Supporters say the shortcut is needed because Taiwan is in a real crunch, and they argue that the move could soon become more common worldwide. That’s because as more vaccines roll out, it’s getting increasingly difficult to conduct the usual tests of a vaccine’s efficacy. But as Chen’s resignation shows, the proposed move has also raised concerns about the risks, chiefly regarding whether people might be given a vaccine that ultimately is shown not to work. This is a shortcut, and this has to do with President Tsai (Ing-wen) we don’t have enough vaccines, and the ruling party is very anxious, said Chen, referring to the president’s remarks in May saying the first batch of domestically made vaccines would be ready in July. Those remarks were viewed by some as putting pressure on regulators before interim data was even analysed.

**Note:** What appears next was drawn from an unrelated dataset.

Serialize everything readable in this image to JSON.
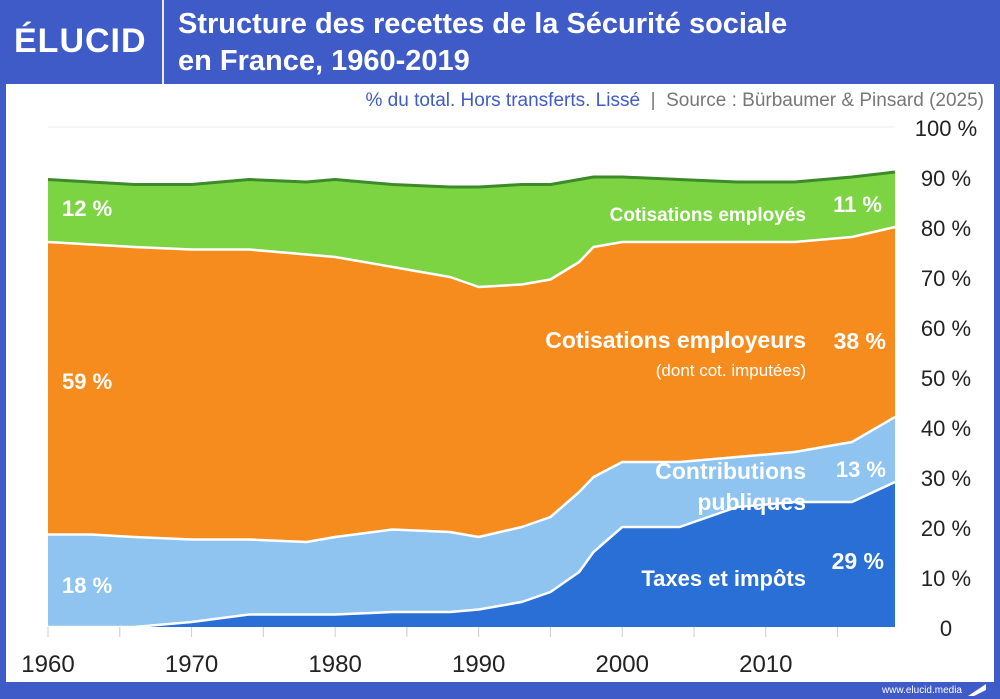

Tsai has since revised her comments to say July is a goal, and she hopes the first batch will be ready by then. Chen, a member of Taiwan’s Academia Sinica, a top government-backed research institute, said he resigned because he felt politics had interfered with what should be an independent, scientific process. He also felt the proposed shortcut didn’t have enough scientific evidence or global recognition to justify it. Vaccines that are in use globally have gone through a final stage of clinical trials large, carefully designed studies in which the vaccine is given to people who are monitored against a non-vaccinated group to see if the former are more protected from the disease. Taiwan’s shortcut would give emergency-use approval to two vaccines before those studies, although the two shots have gone through first and mid-stage testing just like other vaccines. Instead, the makers would have to demonstrate that the vaccines generate antibodies against Covid-19 at the same level as the AstraZeneca vaccine, which has already been approved for use in Taiwan. There is growing evidence that the level of antibodies in a person’s blood means a certain level of protection from Covd=id-19, but it is not definitive. Taiwanese experts who support the approach say there’s sufficient evidence and urgency as the island battles an ongoing outbreak.